Rulemakers & Watchdogs
Those who set the rules, traditionally governments, will always play a critical role. But the groups watching over corporate behavior are now far more diverse than just regulators, and include a wide range of non-governmental organizations (NGOs), politicians, and the legal community. The number and power of these de facto rulemakers is expanding in fascinating and important ways.
An excerpt from Green to Gold (page 68):
"Today, the governmental role is changing...as rule-makers and watchdogs expand both vertically and horizontally. By “vertical,” we mean the different levels of government...Down the vertical scale, we find state and local officials who have been more aggressive enforcers of environmental laws than the federal government...At a higher level, we see global agreements like the Kyoto Protocol...The “horizontal” dimension refers to the emergence of new actors tracking environmental performance, such as NGOs...and bloggers with websites read by millions."
The organizations that fall under the very broad name of NGO number at least in the tens of thousands, from the very local (community groups formed to protect one river, say) to the multi-nationals like Greenpeace that can mobilize efforts for or against a company globally.

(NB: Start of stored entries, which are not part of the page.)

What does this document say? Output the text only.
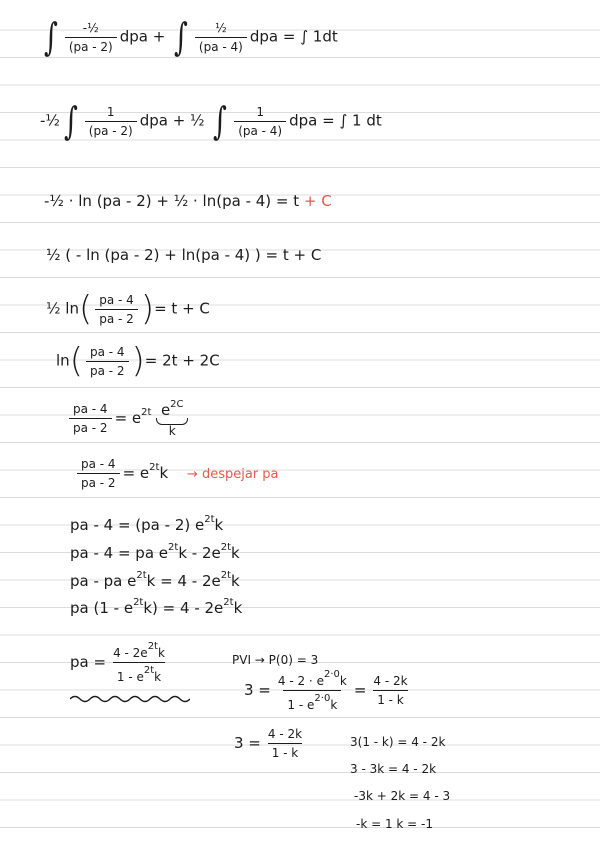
∫ $\frac{\text{-½}}{(pa - 2)}$ dpa + ∫ $\frac{\text{½}}{(pa - 4)}$ dpa = ∫ 1dt
-½ ∫ $\frac{1}{(pa - 2)}$ dpa + ½ ∫ $\frac{1}{(pa - 4)}$ dpa = ∫ 1 dt
-½ · ln (pa - 2) + ½ · ln(pa - 4) = t + C
½ ( - ln (pa - 2) + ln(pa - 4) ) = t + C
½ $\ln( \frac{pa - 4}{pa - 2}$ )= t + C
$\ln( \frac{pa - 4}{pa - 2}$ )= 2t + 2C
$\frac{pa - 4}{pa - 2} = e^{2t}$ $e^{2C}$
k
$\frac{pa - 4}{pa - 2} = e^{2t}k$ → despejar pa
pa - 4 = (pa - 2) $e^{2t}k$
pa - 4 = pa $e^{2t}k - 2e^{2t}k$
pa - pa $e^{2t}k = 4 - 2e^{2t}k$
pa $(1 - e^{2t}k) = 4 - 2e^{2t}k$
pa = $\frac{4 - 2e^{2t}k}{1 - e^{2t}k}$	PVI → P(0) = 3
$3 = \frac{4 - 2 \cdot e^{2\cdot 0}k}{1 - e^{2\cdot 0}k} = \frac{4 - 2k}{1 - k}$
$3 = \frac{4 - 2k}{1 - k}$	3(1 - k) = 4 - 2k
3 - 3k = 4 - 2k
-3k + 2k = 4 - 3
-k = 1 k = -1
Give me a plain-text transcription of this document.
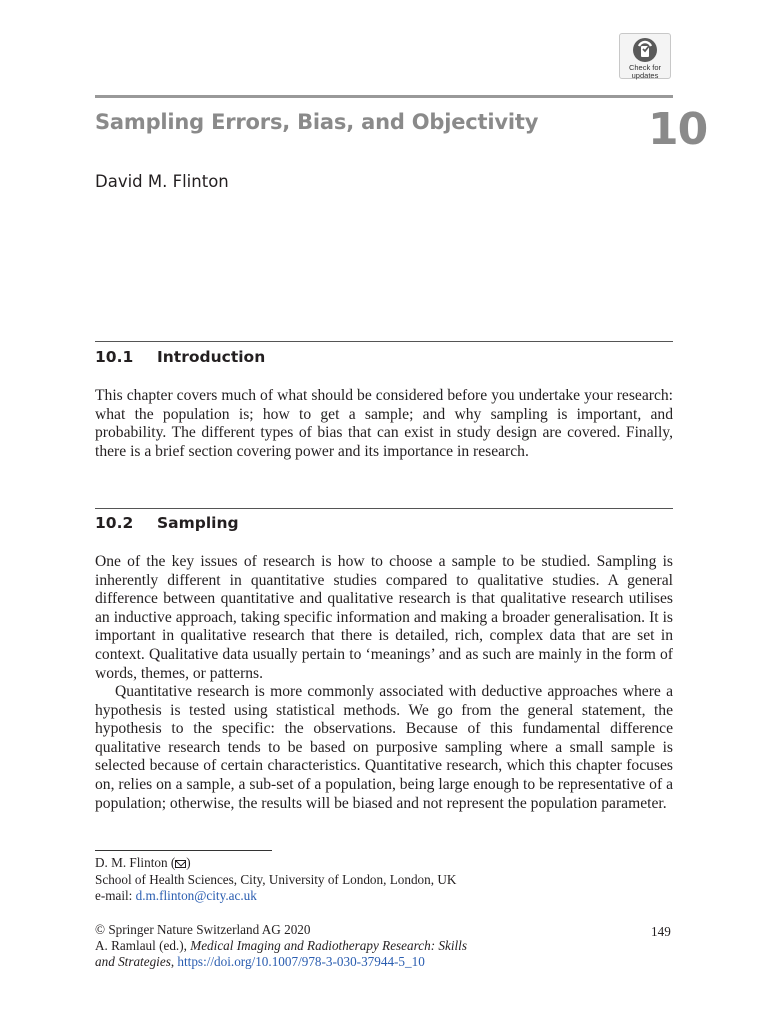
Check for
updates
Sampling Errors, Bias, and Objectivity 10
David M. Flinton
10.1 Introduction

This chapter covers much of what should be considered before you undertake your research: what the population is; how to get a sample; and why sampling is important, and probability. The different types of bias that can exist in study design are covered. Finally, there is a brief section covering power and its importance in research.

10.2 Sampling

One of the key issues of research is how to choose a sample to be studied. Sampling is inherently different in quantitative studies compared to qualitative studies. A general difference between quantitative and qualitative research is that qualitative research utilises an inductive approach, taking specific information and making a broader generalisation. It is important in qualitative research that there is detailed, rich, complex data that are set in context. Qualitative data usually pertain to ‘meanings’ and as such are mainly in the form of words, themes, or patterns.

Quantitative research is more commonly associated with deductive approaches where a hypothesis is tested using statistical methods. We go from the general statement, the hypothesis to the specific: the observations. Because of this fundamental difference qualitative research tends to be based on purposive sampling where a small sample is selected because of certain characteristics. Quantitative research, which this chapter focuses on, relies on a sample, a sub-set of a population, being large enough to be representative of a population; otherwise, the results will be biased and not represent the population parameter.

D. M. Flinton ( )
School of Health Sciences, City, University of London, London, UK
e-mail: d.m.flinton@city.ac.uk
© Springer Nature Switzerland AG 2020
A. Ramlaul (ed.), Medical Imaging and Radiotherapy Research: Skills
and Strategies, https://doi.org/10.1007/978-3-030-37944-5_10
149
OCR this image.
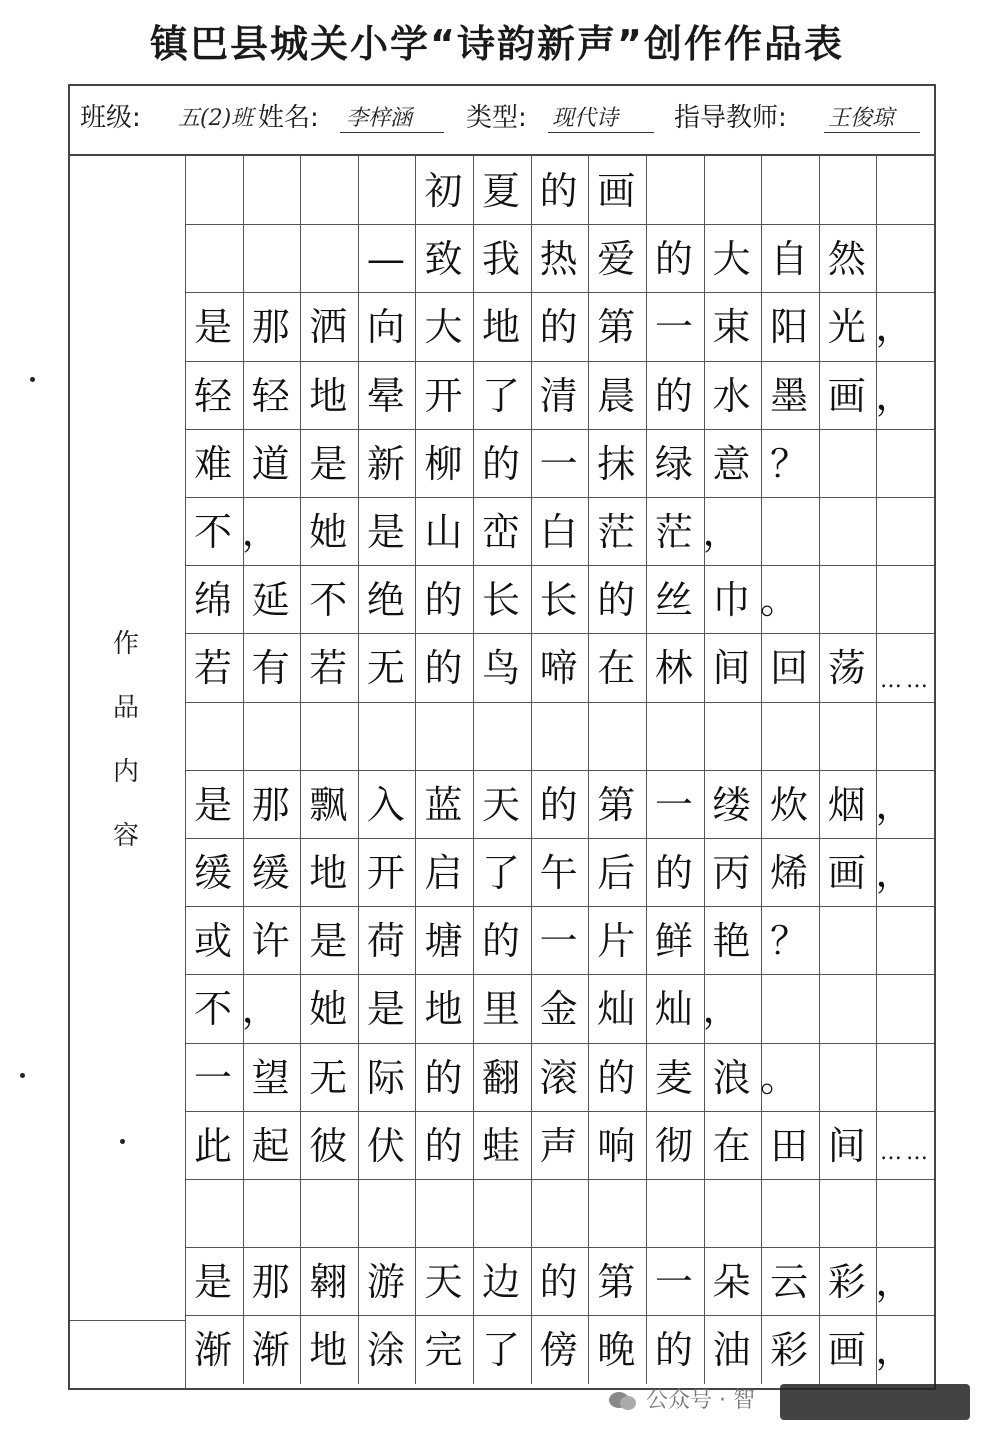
镇巴县城关小学“诗韵新声”创作作品表
班级: 五(2)班 姓名: 李梓涵 类型: 现代诗 指导教师: 王俊琼
作
品
内
容
初 夏 的 画
— 致 我 热 爱 的 大 自 然
是 那 洒 向 大 地 的 第 一 束 阳 光 ，
轻 轻 地 晕 开 了 清 晨 的 水 墨 画 ，
难 道 是 新 柳 的 一 抹 绿 意 ？
不 ， 她 是 山 峦 白 茫 茫 ，
绵 延 不 绝 的 长 长 的 丝 巾 。
若 有 若 无 的 鸟 啼 在 林 间 回 荡
是 那 飘 入 蓝 天 的 第 一 缕 炊 烟 ，
缓 缓 地 开 启 了 午 后 的 丙 烯 画 ，
或 许 是 荷 塘 的 一 片 鲜 艳 ？
不 ， 她 是 地 里 金 灿 灿 ，
一 望 无 际 的 翻 滚 的 麦 浪 。
此 起 彼 伏 的 蛙 声 响 彻 在 田 间
是 那 翱 游 天 边 的 第 一 朵 云 彩 ，
渐 渐 地 涂 完 了 傍 晚 的 油 彩 画 ，
……
……
公众号 · 智
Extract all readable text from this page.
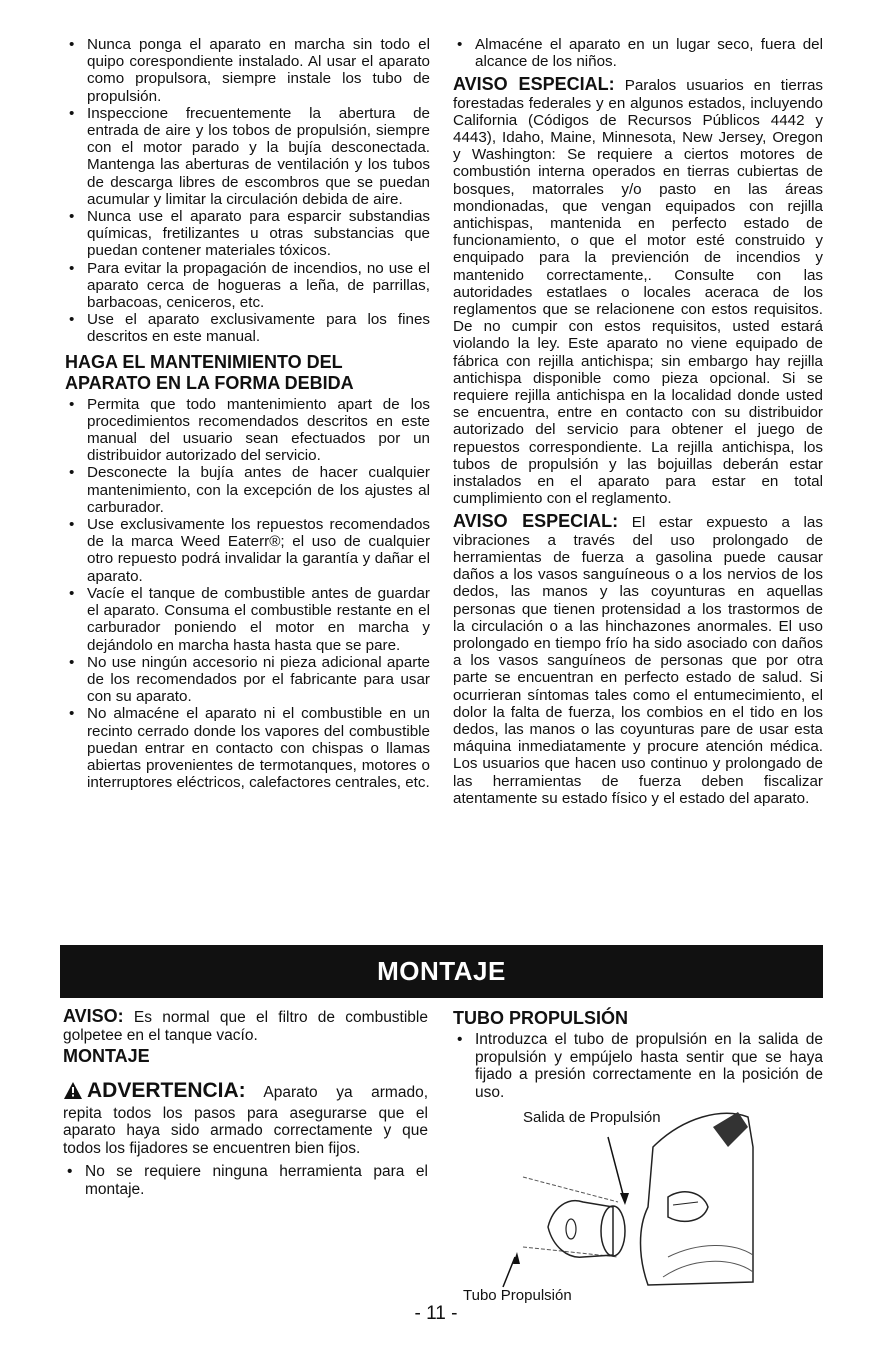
• Nunca ponga el aparato en marcha sin todo el quipo corespondiente instalado. Al usar el aparato como propulsora, siempre instale los tubo de propulsión.
• Inspeccione frecuentemente la abertura de entrada de aire y los tobos de propulsión, siempre con el motor parado y la bujía desconectada. Mantenga las aberturas de ventilación y los tubos de descarga libres de escombros que se puedan acumular y limitar la circulación debida de aire.
• Nunca use el aparato para esparcir substandias químicas, fretilizantes u otras substancias que puedan contener materiales tóxicos.
• Para evitar la propagación de incendios, no use el aparato cerca de hogueras a leña, de parrillas, barbacoas, ceniceros, etc.
• Use el aparato exclusivamente para los fines descritos en este manual.
HAGA EL MANTENIMIENTO DEL APARATO EN LA FORMA DEBIDA
• Permita que todo mantenimiento apart de los procedimientos recomendados descritos en este manual del usuario sean efectuados por un distribuidor autorizado del servicio.
• Desconecte la bujía antes de hacer cualquier mantenimiento, con la excepción de los ajustes al carburador.
• Use exclusivamente los repuestos recomendados de la marca Weed Eaterr®; el uso de cualquier otro repuesto podrá invalidar la garantía y dañar el aparato.
• Vacíe el tanque de combustible antes de guardar el aparato. Consuma el combustible restante en el carburador poniendo el motor en marcha y dejándolo en marcha hasta hasta que se pare.
• No use ningún accesorio ni pieza adicional aparte de los recomendados por el fabricante para usar con su aparato.
• No almacéne el aparato ni el combustible en un recinto cerrado donde los vapores del combustible puedan entrar en contacto con chispas o llamas abiertas provenientes de termotanques, motores o interruptores eléctricos, calefactores centrales, etc.
• Almacéne el aparato en un lugar seco, fuera del alcance de los niños.

AVISO ESPECIAL: Paralos usuarios en tierras forestadas federales y en algunos estados, incluyendo California (Códigos de Recursos Públicos 4442 y 4443), Idaho, Maine, Minnesota, New Jersey, Oregon y Washington: Se requiere a ciertos motores de combustión interna operados en tierras cubiertas de bosques, matorrales y/o pasto en las áreas mondionadas, que vengan equipados con rejilla antichispas, mantenida en perfecto estado de funcionamiento, o que el motor esté construido y enquipado para la previención de incendios y mantenido correctamente,. Consulte con las autoridades estatlaes o locales aceraca de los reglamentos que se relacionene con estos requisitos. De no cumpir con estos requisitos, usted estará violando la ley. Este aparato no viene equipado de fábrica con rejilla antichispa; sin embargo hay rejilla antichispa disponible como pieza opcional. Si se requiere rejilla antichispa en la localidad donde usted se encuentra, entre en contacto con su distribuidor autorizado del servicio para obtener el juego de repuestos correspondiente. La rejilla antichispa, los tubos de propulsión y las bojuillas deberán estar instalados en el aparato para estar en total cumplimiento con el reglamento.

AVISO ESPECIAL: El estar expuesto a las vibraciones a través del uso prolongado de herramientas de fuerza a gasolina puede causar daños a los vasos sanguíneous o a los nervios de los dedos, las manos y las coyunturas en aquellas personas que tienen protensidad a los trastormos de la circulación o a las hinchazones anormales. El uso prolongado en tiempo frío ha sido asociado con daños a los vasos sanguíneos de personas que por otra parte se encuentran en perfecto estado de salud. Si ocurrieran síntomas tales como el entumecimiento, el dolor la falta de fuerza, los combios en el tido en los dedos, las manos o las coyunturas pare de usar esta máquina inmediatamente y procure atención médica. Los usuarios que hacen uso continuo y prolongado de las herramientas de fuerza deben fiscalizar atentamente su estado físico y el estado del aparato.

MONTAJE

AVISO: Es normal que el filtro de combustible golpetee en el tanque vacío.

MONTAJE

ADVERTENCIA: Aparato ya armado, repita todos los pasos para asegurarse que el aparato haya sido armado correctamente y que todos los fijadores se encuentren bien fijos.

• No se requiere ninguna herramienta para el montaje.
TUBO PROPULSIÓN
• Introduzca el tubo de propulsión en la salida de propulsión y empújelo hasta sentir que se haya fijado a presión correctamente en la posición de uso.
Salida de Propulsión
Tubo Propulsión
- 11 -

No quick summary of NGOs would do them justice, so we recommend starting by knowing who the big guns are, and understanding their agendas. Here's our list of (and links to) the most influential NGOs in the environmental realm. We've included size of membership and program areas they focus on where available:
Governments and regulators
The role of regulatory bodies like the EPA or European Commission will continue to shape markets. And individual countries will set their own standards that global companies need to watch (for example, China has set higher fuel efficiency standards for autos than the United States). But regulation is really changing in two fundamental ways: a) the role of states, mayors, and even local planning commissions; b) the kinds of laws in the governmental "toolbox."
First, at the continent or global level, we point to three important laws in the European Union. These new directives mainly affect a few specific industries, like electronics and chemicals, but they foreshadow a general trend. We recommend keeping and eye on:
- Restriction of Hazardous Substances Directive (RoHS, pronounced “rose”). See the UK government site, an example of a compliance specs document from HP (PDF: 80k).
- Waste Electrical and Electronic Equipment Directive (WEEE). See the European Commission site and the actual WEEE directive (PDF: 288k).
- Directive on Registration, Evaluation, and Authorization of Chemicals (REACH). See the European Commission, the Environmental Chemicals Bureau, or look at Dow Chemical's industry perspective.
Down the vertical scale from the federal level, always keep an eye on the state of California and it's air and climate regulations. And even mayors have gotten involved. The U.S. Conference of Mayors has initiated it's own Climate Protection Agreement led by Seattle Mayor Greg Nickels (see their site for the latest count and list of mayors signing on and the actual text of the agreement here [PDF: 48k]).The world's governments are getting more creative over time. Starting with the famous U.S. Toxics Release Inventory in 1987, more governments have pursued innovated "right-to-know" laws, such as Indonesia's PROPER law on factories (a paper from Resources for the Future here [PDF: 124k]). Other important disclosure laws include the U.S. Sarbanes-Oxley Act and California's Proposition 65 (see also Prop 65 News).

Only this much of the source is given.